Little does she know I didn’t do any of this on my own. I owe almost all of it to her. She’s encouraging, supportive, humble, beautiful, and so much more and all of it is wrapped in that one ‘goodbye’ that’s the same every time we click off the phone.

4 years in

It’s human nature to take things for granted and forget about how the Lord has worked to develop our dreams. 

4 years in and I’m literally living day to day what I always dreamed about. I’ve come to a conclusion about life recently, and it’s heightened since realizing the anniversary of my dream. The revelation of life is this: what an odd thing to dream about the future, and suddenly catch up to your dream. What happens when after planning and awaiting you’re suddenly there? We dream and we dream and we dream. We work towards our dream and plan for our dream and pray for our dream. Then one day we reach that dream and suddenly our dream is our new normal. Life gets stationary. It’s so easy to get caught up in the routine day to day, the pulse of life that sweeps us up in the waves of progression and bills and sales. It’s a paradox, too: dreams tarnish right before our eyes, but we don’t recognize it because the world keeps moving, and we must keep up. 

The beauty of dreams, though, is they are only tarnished. They may be dulled but they’re not different. Dreams can be rediscovered, recognized again, lived out fully and purposefully now, new dreams can be provoked and built upon. Dreams can be polished. 

Human nature keeps us inclined to get distracted and defeated, to forget the accomplishments we’ve achieved so far, and forget the joy and excitement in pursuing more, dreaming bigger. I want to always remember to be content but never complacent. 

My dream of moving to Tennessee carried me from 12 to 21. I moved to southeast Tennessee after 9 years of yearning for it. And, I’ve been here 4 years to the day. It still charms me and I’m still humbled by God’s grace and goodness that placed me here. I literally feel like I’m living my dream when I drive the curve of a backroad. But there are days I forget. I get swept up in the busyness and the dissatisfaction and the burnout. It’s time to polish.

Simple songs

I love sinking into the sounds of my surroundings. The way I feel most present is by listening. 

I hear a distant train’s angry horn muffled my miles in between me and it. I hear a toddler crying a few houses away. I wonder if his sibling took the ball away from him or maybe he fell off of his bike. I also hear older kids screaming with joy and courage, followed by laughter. It sounds like they’re skateboarding, almost a make-shift kind. Then there are birds and barking dogs. So many of each at once, they join together in a surprisingly beautiful duet. The birds and dogs are difficult to separate among each, respectively.

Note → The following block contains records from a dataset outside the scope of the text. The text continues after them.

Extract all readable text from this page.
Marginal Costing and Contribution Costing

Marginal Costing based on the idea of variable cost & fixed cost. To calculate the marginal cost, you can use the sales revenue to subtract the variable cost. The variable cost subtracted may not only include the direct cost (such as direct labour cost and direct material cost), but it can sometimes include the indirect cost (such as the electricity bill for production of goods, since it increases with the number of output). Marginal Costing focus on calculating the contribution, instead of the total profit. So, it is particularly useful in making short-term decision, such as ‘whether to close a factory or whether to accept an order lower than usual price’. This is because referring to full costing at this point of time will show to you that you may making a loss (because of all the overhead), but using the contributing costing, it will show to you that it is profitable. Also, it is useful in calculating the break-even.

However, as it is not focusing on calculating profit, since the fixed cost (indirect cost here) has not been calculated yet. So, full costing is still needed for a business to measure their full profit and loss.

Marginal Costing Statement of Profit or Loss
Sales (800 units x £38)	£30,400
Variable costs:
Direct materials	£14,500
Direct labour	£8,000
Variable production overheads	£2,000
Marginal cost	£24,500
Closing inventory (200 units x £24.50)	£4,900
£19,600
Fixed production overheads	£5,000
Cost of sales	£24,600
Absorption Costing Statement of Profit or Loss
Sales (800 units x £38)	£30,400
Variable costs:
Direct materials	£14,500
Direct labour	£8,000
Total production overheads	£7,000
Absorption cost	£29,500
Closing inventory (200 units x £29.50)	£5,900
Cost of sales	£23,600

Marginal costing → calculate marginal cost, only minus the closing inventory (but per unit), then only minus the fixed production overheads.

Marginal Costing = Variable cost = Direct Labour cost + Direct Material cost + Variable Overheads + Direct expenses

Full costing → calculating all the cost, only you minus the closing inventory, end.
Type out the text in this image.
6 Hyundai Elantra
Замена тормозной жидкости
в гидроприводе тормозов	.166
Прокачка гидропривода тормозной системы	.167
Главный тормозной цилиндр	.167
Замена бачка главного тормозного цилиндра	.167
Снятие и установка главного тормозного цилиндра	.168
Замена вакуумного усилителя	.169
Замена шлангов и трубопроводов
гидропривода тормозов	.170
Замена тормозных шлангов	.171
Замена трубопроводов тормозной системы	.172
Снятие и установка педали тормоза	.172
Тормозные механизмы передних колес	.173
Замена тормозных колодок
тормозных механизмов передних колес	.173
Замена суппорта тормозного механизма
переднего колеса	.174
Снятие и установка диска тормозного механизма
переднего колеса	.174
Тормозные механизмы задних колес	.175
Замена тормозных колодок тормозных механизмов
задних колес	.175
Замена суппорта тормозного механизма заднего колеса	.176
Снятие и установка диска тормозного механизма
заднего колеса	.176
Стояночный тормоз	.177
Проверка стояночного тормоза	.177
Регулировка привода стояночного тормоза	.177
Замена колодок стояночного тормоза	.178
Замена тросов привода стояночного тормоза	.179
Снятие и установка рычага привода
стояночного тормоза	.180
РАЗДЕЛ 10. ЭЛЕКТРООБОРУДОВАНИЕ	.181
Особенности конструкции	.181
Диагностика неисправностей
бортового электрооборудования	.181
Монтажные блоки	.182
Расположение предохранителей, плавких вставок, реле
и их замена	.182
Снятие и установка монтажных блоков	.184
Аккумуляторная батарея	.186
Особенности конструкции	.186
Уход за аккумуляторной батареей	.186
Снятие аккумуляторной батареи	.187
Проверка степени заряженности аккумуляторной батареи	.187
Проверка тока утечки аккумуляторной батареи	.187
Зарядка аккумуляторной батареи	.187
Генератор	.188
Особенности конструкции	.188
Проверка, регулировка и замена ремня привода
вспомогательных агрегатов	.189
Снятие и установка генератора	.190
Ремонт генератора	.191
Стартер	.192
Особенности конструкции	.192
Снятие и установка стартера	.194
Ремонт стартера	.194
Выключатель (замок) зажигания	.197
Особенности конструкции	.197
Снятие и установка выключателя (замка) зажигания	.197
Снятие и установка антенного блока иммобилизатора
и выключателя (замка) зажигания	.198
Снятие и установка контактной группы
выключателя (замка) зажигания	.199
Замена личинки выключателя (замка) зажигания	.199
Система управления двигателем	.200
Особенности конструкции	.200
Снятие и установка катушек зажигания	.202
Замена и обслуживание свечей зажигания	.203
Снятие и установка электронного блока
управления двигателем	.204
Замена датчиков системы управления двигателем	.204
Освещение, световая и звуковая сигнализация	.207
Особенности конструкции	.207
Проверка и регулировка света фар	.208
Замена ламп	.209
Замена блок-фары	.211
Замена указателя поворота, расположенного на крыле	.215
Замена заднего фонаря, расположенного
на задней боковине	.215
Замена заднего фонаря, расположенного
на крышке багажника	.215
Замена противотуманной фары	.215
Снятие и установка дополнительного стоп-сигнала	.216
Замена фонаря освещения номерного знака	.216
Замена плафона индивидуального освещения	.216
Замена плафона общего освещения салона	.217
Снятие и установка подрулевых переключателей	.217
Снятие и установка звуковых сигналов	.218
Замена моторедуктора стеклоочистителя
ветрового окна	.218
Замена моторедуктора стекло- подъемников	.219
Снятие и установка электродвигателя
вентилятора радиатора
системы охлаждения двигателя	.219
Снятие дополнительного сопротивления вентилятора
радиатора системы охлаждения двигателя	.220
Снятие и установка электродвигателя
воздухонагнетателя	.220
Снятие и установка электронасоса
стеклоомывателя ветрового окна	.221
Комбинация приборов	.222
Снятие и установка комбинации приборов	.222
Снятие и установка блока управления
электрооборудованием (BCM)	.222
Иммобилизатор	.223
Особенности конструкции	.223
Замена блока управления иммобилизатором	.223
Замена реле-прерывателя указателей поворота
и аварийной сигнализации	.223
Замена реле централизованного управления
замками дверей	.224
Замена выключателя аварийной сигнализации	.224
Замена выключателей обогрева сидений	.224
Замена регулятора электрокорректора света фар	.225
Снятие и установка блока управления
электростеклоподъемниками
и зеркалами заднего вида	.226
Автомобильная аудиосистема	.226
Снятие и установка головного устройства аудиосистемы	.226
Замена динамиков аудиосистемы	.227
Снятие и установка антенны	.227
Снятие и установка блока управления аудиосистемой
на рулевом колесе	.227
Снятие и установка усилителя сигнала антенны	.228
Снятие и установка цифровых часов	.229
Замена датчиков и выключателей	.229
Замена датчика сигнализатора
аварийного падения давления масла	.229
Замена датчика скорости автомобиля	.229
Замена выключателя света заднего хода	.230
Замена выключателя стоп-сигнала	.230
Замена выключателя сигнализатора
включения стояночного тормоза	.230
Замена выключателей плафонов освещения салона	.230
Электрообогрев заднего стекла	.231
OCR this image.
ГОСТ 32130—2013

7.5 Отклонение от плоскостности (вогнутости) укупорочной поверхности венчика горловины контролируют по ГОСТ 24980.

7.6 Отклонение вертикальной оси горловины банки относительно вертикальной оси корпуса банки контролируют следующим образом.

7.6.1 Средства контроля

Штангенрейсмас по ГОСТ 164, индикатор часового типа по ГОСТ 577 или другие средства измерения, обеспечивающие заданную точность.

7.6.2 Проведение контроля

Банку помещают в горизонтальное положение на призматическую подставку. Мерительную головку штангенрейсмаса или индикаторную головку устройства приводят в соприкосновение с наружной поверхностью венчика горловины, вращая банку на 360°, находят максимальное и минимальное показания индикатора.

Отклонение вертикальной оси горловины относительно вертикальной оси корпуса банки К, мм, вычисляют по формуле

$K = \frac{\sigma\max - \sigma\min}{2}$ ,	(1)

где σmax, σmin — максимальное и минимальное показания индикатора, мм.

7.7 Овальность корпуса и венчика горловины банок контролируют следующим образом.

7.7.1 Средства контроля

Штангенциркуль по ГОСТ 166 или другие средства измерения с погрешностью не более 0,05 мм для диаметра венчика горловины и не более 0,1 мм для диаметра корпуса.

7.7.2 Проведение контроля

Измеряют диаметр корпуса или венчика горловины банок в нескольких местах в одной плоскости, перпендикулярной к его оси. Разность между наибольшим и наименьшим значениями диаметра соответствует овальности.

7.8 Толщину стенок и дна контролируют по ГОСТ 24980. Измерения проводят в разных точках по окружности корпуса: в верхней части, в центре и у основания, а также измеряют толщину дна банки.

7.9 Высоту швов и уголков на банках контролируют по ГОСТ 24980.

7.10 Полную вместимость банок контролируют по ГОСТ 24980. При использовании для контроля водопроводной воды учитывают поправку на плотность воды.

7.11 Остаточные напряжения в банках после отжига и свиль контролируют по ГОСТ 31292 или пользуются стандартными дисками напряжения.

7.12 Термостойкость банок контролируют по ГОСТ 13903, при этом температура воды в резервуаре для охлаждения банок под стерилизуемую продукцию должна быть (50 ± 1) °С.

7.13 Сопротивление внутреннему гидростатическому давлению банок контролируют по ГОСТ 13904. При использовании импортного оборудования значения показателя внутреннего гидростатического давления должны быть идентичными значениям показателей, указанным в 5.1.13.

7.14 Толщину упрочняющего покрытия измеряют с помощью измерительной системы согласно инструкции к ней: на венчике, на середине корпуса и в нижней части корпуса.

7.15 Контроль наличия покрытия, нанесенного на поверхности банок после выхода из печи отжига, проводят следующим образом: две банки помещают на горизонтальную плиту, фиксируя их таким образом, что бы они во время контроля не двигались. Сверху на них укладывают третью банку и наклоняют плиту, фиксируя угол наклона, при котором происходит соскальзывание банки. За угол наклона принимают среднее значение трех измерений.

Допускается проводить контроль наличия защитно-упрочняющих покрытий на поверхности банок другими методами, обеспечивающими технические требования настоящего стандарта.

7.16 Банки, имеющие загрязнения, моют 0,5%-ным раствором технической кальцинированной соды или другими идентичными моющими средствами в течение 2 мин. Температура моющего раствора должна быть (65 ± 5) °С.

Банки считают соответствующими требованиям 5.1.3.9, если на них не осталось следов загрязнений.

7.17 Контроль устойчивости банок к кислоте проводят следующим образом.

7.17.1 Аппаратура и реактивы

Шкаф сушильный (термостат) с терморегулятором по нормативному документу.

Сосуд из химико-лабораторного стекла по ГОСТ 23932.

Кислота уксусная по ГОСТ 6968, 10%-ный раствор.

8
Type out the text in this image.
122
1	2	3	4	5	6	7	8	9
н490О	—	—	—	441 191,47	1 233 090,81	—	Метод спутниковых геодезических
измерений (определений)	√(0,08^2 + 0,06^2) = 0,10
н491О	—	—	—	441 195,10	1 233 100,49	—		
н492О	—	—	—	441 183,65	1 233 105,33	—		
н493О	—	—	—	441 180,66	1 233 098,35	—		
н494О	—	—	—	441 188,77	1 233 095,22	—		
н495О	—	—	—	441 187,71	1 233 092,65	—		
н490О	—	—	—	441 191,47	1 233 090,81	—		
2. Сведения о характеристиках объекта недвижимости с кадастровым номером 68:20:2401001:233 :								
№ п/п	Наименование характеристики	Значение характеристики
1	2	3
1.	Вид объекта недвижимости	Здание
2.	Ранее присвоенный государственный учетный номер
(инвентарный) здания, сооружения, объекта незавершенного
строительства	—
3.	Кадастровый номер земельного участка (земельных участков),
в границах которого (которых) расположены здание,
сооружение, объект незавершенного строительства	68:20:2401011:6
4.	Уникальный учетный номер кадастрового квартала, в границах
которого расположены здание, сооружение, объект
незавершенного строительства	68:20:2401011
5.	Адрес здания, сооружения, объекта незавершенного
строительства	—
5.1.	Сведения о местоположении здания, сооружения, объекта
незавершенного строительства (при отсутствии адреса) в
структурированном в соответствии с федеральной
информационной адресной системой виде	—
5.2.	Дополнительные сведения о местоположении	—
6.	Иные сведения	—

Closer to me, the sound of the subtle woosh of pages I’m turning and the fly that’s swirling around the front porch create a paradox. 

I’m still and joyful in observing the sounds, I don’t even hear my own breathing, but I hear the swooshing of the trees that are helping me to.

Every once in a blue moon

The perfect way to enjoy a Blue Moon is when it is 52 degrees and partly cloudy in early March at about 5 in the afternoon. The sun, poking out behind the clouds, touches your skin just enough to keep you comfortable, but the chill of the time of year dances around your shoulders. You’re on your front porch with a couple of friends, a little chilled from the weather, but warmed by the comfort of belgian-wheat and charmed by the subtle Valencia orange taste. The cold bottle doesn’t make you colder, it in fact enhances your experience and the balance of full-bodied flavor and mellow, understated taste coincides to exceed all expectations. Every once in a blue moon simple life becomes magnificent.